Evrenin üzerine kurulu olduğu eril ve dişil prensipte, dişil prensibin insan tezahürüdür kadın. Dişil; yaratımdır, olma halidir, hislerin ve sezgilerin rehberliğiyle hareket etmek, yaratıcı kanalla bağlantı kurabilmek demektir. Dişil prensibin dünyadaki en büyük tezahürüyse doğadır. Gaia, doğa ana, toprak, yaşamın madde hali… Dişildir. Ve anaerkil düzene baktığımızda kadının gücünü doğadan aldığını görüyoruz. Tarımla ilgilenenin kadın olmasının bir tesadüf olmadığını görebilecek kadar kalplerimiz açık olsa gerek… Sistem zaten bu; doğa ve kadın bir. Ve o dönemde bu kadını zayıf kılmıyor; aksine saygın, değerli ve güçlü bir pozisyona getiriyor.
Kadın da özgür alanında kendi olabiliyor, yani dişil doğasını yaşatabiliyor. İşte onu güçlü kılan aynı zamanda bu oluyor.

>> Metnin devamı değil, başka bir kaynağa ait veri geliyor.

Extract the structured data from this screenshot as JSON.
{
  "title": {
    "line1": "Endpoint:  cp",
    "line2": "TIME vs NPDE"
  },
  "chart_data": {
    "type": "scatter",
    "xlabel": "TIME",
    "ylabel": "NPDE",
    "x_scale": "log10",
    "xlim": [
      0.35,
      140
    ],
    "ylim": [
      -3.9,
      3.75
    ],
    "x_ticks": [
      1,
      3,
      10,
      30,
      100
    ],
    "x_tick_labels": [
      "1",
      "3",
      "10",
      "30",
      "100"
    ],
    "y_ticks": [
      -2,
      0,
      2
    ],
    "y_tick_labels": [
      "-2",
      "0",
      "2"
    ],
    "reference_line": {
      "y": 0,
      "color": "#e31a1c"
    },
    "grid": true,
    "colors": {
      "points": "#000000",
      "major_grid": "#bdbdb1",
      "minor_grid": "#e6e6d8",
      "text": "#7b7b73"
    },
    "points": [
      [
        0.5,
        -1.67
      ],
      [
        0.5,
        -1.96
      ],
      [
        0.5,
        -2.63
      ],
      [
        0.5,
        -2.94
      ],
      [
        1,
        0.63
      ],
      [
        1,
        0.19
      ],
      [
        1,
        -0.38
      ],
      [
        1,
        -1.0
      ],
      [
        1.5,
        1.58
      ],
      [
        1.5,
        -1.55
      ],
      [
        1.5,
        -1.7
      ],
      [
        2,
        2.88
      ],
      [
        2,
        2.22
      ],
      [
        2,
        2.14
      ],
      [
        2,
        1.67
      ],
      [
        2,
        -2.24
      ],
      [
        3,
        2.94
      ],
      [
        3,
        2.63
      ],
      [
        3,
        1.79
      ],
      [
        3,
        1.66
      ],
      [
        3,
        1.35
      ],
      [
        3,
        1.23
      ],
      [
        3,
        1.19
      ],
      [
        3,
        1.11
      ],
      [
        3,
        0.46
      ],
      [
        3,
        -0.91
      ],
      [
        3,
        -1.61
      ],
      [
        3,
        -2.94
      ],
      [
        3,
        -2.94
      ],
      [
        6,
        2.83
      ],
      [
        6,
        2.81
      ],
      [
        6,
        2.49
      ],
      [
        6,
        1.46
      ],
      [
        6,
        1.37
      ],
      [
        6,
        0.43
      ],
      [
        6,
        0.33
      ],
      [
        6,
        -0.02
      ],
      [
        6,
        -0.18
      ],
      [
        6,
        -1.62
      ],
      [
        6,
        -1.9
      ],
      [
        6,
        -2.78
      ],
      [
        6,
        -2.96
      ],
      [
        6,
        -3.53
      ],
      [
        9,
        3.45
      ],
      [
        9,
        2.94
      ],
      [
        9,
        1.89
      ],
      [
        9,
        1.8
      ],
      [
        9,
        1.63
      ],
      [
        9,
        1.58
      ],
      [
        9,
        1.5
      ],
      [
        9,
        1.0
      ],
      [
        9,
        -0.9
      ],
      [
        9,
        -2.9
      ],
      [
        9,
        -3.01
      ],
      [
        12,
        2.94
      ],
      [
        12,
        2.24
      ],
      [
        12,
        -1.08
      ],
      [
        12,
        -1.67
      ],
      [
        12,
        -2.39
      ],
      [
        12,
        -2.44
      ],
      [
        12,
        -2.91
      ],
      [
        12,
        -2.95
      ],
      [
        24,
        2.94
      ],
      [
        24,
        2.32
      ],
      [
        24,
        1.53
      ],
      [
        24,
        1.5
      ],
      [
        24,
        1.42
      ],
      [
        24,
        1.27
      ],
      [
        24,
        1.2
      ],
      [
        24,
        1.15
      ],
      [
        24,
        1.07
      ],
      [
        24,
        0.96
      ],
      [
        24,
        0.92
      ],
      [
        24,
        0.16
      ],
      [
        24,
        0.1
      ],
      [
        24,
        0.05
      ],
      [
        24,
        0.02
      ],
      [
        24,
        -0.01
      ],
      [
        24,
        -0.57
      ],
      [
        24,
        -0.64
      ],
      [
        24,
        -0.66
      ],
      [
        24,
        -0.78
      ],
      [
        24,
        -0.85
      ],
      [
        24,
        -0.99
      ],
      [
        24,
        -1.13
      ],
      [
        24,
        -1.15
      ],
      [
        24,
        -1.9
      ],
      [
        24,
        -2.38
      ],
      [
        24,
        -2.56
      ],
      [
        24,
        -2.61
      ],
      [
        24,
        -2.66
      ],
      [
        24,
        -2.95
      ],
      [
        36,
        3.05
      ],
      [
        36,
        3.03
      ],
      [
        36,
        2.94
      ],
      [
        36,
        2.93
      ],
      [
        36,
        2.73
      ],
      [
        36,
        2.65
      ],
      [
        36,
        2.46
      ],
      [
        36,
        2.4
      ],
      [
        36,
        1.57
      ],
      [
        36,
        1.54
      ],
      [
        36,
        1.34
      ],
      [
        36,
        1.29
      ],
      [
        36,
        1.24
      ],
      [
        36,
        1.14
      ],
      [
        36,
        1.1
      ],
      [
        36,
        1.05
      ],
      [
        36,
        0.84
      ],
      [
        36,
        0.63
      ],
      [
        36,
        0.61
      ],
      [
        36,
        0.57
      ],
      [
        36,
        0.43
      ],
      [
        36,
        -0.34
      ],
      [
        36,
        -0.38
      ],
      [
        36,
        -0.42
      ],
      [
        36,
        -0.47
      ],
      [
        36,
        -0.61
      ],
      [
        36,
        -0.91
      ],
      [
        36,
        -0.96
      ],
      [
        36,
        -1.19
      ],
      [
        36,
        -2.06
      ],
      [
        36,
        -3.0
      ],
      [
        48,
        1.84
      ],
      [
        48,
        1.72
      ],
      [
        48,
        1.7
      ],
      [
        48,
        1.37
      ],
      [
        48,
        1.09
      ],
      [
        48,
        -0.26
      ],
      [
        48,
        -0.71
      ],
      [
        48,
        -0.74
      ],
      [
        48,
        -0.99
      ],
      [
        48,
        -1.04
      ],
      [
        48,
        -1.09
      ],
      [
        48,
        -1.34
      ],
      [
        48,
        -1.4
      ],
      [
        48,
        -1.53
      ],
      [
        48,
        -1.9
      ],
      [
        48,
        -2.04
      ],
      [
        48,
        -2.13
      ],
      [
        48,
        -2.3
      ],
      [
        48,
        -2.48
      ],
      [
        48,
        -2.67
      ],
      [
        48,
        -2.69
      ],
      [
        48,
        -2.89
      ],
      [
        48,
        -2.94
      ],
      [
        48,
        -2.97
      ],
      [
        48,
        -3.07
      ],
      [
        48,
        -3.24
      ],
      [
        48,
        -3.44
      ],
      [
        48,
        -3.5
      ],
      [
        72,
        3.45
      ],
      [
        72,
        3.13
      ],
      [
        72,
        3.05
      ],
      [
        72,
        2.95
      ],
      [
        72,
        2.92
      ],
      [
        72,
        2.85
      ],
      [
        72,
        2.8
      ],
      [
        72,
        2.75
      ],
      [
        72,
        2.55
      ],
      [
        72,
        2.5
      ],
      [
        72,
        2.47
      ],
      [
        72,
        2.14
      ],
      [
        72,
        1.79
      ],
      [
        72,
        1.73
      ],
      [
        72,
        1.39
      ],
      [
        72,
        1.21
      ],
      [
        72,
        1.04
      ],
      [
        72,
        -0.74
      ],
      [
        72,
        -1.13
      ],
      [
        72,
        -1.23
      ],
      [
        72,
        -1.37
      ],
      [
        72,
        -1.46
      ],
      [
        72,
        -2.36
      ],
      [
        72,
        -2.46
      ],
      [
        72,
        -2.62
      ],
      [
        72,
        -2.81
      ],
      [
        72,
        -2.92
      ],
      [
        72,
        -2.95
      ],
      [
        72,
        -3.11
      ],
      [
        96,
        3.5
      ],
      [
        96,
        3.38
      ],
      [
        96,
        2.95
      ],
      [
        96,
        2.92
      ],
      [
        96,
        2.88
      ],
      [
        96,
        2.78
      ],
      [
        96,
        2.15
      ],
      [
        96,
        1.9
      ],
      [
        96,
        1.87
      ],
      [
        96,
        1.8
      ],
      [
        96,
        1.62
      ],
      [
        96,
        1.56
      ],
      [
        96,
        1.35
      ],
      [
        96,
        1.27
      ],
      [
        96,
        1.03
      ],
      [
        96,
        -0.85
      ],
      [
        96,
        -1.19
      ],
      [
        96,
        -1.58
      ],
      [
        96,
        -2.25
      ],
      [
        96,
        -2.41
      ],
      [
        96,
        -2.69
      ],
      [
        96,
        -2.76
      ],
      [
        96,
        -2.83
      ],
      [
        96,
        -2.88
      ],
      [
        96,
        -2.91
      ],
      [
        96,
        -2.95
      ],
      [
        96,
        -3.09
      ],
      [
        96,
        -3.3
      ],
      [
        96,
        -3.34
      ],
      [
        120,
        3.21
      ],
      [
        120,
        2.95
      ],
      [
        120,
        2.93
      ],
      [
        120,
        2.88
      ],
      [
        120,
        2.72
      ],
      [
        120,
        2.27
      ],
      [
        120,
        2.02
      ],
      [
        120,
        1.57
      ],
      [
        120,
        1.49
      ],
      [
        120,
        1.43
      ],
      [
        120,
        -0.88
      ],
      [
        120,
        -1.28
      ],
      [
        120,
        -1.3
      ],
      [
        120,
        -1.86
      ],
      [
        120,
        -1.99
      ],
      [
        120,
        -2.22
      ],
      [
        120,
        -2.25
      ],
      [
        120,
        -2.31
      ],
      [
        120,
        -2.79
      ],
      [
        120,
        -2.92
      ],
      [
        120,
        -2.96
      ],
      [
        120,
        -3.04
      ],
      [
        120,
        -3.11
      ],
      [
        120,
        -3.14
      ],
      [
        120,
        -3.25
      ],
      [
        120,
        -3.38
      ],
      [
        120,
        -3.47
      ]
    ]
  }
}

Örneğin; Şaman toplumlarında kadının ve dişil doğanın gücünü çok net biçimde görüyoruz. Kanama günleri kadınların sezgilerinin en kuvvetli olduğu günlerdir ve güçlerini birlikte kullanmak üzere şaman kadınları bir araya geliyordu. Kadınlar regl zamanlarında hep birlikte ‘ay çadırlarında’ toplanıyordu. Gece boyunca toplu dualar ve meditasyonlarla yaratıcı kanalla, doğayla bağ kuruyorlardı. Buradan aldıkları bilgileri de erkeklere iletiyor ve gündelik hayat akışını organize ediyorlardı. Böylesi bir kaynak olabilmek kadını toplumda daha saygın bir konuma getiriyordu şüphesiz. Yaratıcı kanaldan ve doğadan rehberlik almanın, aslında rahimden rehberlik almanın sadece şaman kültürüne değil dünyanın farklı yerlerindeki yerel bazı topluluklarda da kullanılan bir yöntem olduğunu belirtmek isterim.
Dişil doğa; olma haliyle ilgilidir, sezgiler ve yaratımdır kadının gücü. Dolu dolu şefkat ve sevgi demektir. Bu aynı zamanda ne anlama gelir? Rekabete, egoya, fiziksel tahakküme pek de yer olmaması anlamına gelir. O nedenledir ki anaerkil dönemdeki güç kavramıyla, ataerkil dönemdeki güç kavramı birbirinden farklı şekillenir. O nedenledir ki erkekler gücü eline aldığında dünya farklı biçimde yeniden kurulur. İlerlemek elbette kötü değil ancak ilerlemek için seçilen yollar onu kötü yapıyor. Yani yapmak yani eril prensip değildir kötü olan, sürekli yapma haline saplanmak ve işin içine hırsın, bencilliğin girmesidir.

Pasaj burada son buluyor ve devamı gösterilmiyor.